1744 · Edinburgh
by Sallust
Edinburgh: William Ged, 1744. [Ged, William (1690-1749), printer.] Sallust [Gaius Sallustius Crispus] (86-35 BCE). Belli catilinarii et jugurthini historiae. [2], 150pp. Edinburgh: William Ged, 1744. 129 x 176 mm. Mottled calf gilt ca. 1744, light wear, three areas of insect damage on the front cover. Small marginal tear in leaf C7, light toning, but very good. Early ownership inscription on the front flyleaf. Second printing, with cancel title dated 1744, but printed from the same stereotype plates as the first edition of 1739. Ged's pocket edition of Sallust's histories was the first book to announce in print that it had been executed by this new method, as can be seen in the book's imprint: "Edinburghi: Gulielmus Ged, Aurifaber Edinensis, non Typis mobilis, ut vulgo fieri solet, sed Tabellis seu Laminis fusis, excudebat" [Edinburgh: Printed by William Ged, Goldsmith of Edinburgh, not from movable type, as is commonly done, but from cast plates]. Stereotype printing is a method of printing that uses solid metal plates cast from molds made from the surface of already-set type, thus eliminating the need to reset type for future editions (a laborious and costly process) or to "lock up" expensive type in printing formes for months at a time. "Between Gutenberg's invention of printing with movable metal types and the arrival in our own time of ‘filmsetting' (photo-electric composition without the use of any types at all) . . . there has been only one really radical innovation: stereotype" (Carter, p. 161).
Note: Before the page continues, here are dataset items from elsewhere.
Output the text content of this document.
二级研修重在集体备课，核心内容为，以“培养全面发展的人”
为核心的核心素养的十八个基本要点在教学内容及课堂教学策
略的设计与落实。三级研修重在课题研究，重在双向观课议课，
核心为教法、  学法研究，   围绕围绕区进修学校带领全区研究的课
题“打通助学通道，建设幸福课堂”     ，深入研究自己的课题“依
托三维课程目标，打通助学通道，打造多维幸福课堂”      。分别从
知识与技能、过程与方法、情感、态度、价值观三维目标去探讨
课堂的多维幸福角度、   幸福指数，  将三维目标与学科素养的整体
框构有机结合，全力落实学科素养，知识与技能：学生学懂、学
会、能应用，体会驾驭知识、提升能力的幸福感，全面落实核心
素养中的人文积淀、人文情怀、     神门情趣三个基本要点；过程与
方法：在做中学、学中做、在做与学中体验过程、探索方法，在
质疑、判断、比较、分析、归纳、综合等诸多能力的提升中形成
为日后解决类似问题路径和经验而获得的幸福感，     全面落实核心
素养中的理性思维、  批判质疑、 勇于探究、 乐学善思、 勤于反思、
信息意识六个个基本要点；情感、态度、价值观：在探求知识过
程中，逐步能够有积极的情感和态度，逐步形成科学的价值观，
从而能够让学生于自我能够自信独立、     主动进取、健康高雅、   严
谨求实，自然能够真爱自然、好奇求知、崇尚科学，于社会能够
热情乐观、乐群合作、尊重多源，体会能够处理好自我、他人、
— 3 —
Stereotype printing was probably invented in Germany at the turn of the eighteenth century. Ged, a Scottish goldsmith turned printer, is thought to have begun experimenting with stereotype printing plates circa 1725; around 1729 he moved to London, where he and his partners were granted a license by Cambridge University to print Bibles and prayer books using his new method. The venture did not prosper and Ged returned to Scotland, where in 1736 he published a proposal to issue his edition of Sallust, to be printed "from the most beautiful small types done by plates." Ged's stereotype method failed to catch on with other printers, lapsing into obscurity after his death; the process was reinvented by Foulis and Tilloch in the 1780s and perfected by the Earl of Stanhope in the early years of the 19th century. John Carter, "William Ged and the invention of stereotype," The Library, 5th series, 15 (1960): 161-192. . $1250.